La baisse plus prononcée que prévu de l’inflation américaine en décembre (9,2% vs 9,5% estimée) et les espoirs d’une reprise de la croissance en Chine expliquent très largement le retour de l’optimisme sur les marchés européens dopés par ailleurs par la forte baisse des prix de l’énergie et la bonne résistance des économies du Vieux Continent. Une situation qui contraste fortement avec la performance modeste des marchés américains sur la période (S&P 500 +7%), même si les valeurs technologiques US amorcent un redressement remarquable (Nasdaq +20%) après une année 2022 il est vrai particulièrement difficile (-32%).

Focalisés sur la persistance d’une inflation toujours élevée Outre Atlantique et l’impact des hausses de taux sur l’économie (encore mesuré à ce stade), les investisseurs américains continuent à manifester une certaine prudence face à un risque de récession qu’ils jugent toujours bien réel, voire quasi-certain si l’on se réfère à l’expérience des périodes de resserrement monétaire observées aux Etats-Unis depuis la fin de la Seconde Guerre Mondiale.

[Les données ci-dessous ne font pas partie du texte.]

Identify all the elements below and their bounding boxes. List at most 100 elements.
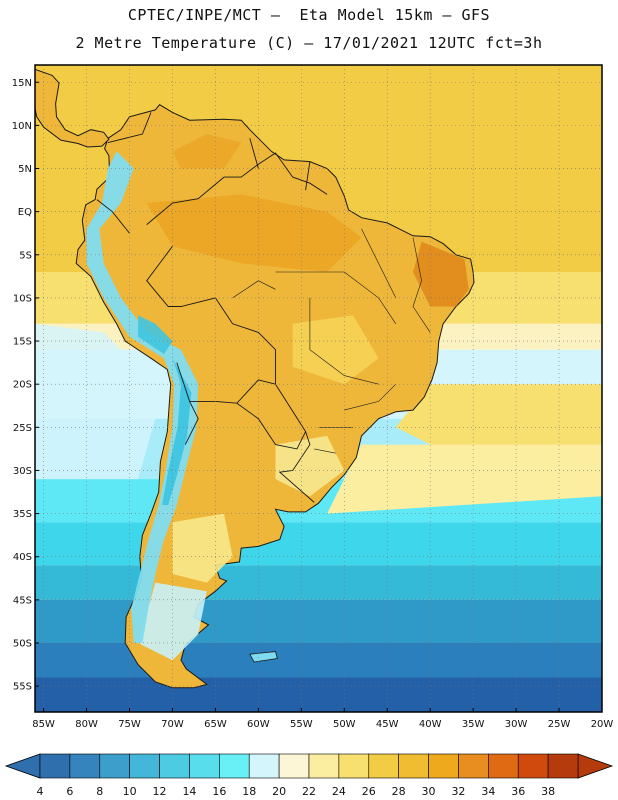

La faillite de la banque régionale californienne SVB à la mi-mars a sans doute aussi contribué à renforcer les craintes des gérants de Wall Street à nouveau confrontés au spectre d’une crise interbancaire heureusement vite circonscrite grâce à la réactivité de la Fed et aux mesures mises en place. Elle met toutefois en évidence les dangers que représentent les hausses de taux agressives des banques centrales pour le système bancaire. La résilience des données économiques combinée à la menace d’instabilité du secteur financier laisse les banques centrales dans une position inconfortable, même si la situation des grands établissements bancaires n’est en rien comparable à celle qui avait été observée lors de la crise interbancaire de 2008. A cet égard, les difficultés du Crédit Suisse, anciennes et spécifiques à cet établissement, doivent être relativisées : les principaux établissements bancaires européens bénéficient aujourd’hui de bilans solides et d’une forte capacité bénéficiaire !

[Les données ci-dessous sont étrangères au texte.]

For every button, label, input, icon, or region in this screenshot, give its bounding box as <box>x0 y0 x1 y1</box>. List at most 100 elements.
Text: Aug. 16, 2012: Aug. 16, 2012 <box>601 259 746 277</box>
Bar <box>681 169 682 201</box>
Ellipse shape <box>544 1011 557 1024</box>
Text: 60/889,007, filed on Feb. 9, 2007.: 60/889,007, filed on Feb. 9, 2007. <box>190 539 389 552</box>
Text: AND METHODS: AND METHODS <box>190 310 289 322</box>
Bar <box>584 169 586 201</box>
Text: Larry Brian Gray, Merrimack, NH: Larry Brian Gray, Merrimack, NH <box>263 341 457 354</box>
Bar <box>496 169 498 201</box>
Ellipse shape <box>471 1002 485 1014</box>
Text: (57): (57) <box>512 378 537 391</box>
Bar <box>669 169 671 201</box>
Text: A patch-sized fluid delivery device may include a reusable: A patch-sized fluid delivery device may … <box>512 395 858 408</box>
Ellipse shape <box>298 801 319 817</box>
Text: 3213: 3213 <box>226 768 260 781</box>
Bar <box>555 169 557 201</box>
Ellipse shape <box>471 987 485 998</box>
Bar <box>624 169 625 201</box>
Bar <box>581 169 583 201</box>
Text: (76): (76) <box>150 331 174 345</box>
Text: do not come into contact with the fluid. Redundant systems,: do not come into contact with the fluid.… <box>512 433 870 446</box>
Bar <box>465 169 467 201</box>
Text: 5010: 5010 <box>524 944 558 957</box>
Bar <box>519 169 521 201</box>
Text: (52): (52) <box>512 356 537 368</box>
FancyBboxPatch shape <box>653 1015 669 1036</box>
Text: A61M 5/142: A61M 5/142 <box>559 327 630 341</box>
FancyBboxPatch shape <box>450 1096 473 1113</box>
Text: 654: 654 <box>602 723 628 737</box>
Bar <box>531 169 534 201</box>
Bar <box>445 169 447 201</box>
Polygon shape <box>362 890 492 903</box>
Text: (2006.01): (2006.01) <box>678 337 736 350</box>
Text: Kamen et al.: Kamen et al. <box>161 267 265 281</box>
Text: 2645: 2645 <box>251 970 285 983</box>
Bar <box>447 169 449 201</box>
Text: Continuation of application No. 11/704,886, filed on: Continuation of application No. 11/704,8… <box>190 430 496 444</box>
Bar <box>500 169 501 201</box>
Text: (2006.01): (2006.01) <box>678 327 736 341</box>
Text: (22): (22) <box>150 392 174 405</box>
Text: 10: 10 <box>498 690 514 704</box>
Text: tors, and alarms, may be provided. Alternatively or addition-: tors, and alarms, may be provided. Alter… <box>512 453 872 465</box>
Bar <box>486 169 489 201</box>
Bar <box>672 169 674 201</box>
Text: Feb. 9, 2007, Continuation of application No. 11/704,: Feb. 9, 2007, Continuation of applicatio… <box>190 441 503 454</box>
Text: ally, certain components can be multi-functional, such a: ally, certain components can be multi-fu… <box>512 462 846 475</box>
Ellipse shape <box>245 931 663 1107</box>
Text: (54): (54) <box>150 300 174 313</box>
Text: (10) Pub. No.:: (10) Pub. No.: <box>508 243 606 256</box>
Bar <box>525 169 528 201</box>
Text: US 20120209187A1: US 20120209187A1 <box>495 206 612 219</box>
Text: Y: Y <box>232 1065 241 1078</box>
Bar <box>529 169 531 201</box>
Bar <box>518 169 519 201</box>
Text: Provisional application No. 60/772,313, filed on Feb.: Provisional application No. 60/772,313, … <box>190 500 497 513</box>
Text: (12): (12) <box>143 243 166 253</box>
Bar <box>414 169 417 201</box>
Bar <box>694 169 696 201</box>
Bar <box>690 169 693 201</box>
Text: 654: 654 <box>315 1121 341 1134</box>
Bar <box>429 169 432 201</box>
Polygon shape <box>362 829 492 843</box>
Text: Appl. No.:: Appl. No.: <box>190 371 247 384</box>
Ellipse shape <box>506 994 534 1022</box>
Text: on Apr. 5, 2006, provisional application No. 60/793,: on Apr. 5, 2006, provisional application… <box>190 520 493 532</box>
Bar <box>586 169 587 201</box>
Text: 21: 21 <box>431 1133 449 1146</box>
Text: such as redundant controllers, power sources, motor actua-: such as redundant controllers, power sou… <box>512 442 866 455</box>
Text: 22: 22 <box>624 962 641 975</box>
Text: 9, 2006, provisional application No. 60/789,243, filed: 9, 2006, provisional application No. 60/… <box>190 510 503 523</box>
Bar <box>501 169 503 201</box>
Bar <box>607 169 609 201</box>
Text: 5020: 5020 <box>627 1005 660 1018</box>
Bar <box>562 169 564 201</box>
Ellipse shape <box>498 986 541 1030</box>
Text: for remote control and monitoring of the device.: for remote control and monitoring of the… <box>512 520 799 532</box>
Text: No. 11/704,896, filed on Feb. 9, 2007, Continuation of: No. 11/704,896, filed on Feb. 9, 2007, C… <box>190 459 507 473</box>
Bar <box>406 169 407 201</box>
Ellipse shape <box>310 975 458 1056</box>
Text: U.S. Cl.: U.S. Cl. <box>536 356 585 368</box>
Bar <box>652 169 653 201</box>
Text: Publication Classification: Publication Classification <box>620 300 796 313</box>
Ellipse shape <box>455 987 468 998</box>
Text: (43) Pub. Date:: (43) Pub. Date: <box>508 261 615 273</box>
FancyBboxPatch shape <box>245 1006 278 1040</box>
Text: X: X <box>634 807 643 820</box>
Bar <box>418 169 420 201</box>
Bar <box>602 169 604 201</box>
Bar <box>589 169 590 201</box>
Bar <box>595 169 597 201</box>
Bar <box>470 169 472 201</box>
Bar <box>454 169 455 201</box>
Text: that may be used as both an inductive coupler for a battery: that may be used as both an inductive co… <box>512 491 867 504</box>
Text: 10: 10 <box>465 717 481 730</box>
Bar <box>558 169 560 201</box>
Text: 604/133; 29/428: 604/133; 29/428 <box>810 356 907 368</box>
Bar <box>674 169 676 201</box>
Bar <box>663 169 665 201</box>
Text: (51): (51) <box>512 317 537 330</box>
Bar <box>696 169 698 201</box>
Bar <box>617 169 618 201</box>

Dans ce contexte économique incertain mais au final meilleur que ce que l’on pouvait craindre à priori, les chiffres de l’inflation « core » (c’est-à-dire retraitée des fluctuations des matières premières agricoles ou énergétiques) continueront à guider les décisions des banques centrales au cours des prochains mois. Selon une majorité d’économistes, les prémices d’un recul de l’inflation observées sur la période récente permettent d’espérer un ralentissement du resserrement monétaire en cours de part et d’autre de l’Atlantique. Une inflexion qui, si elle se concrétise, serait favorable aux marchés actions et en particulier aux marchés actions européens, moins exposés au risque d’une récession que les marchés américains.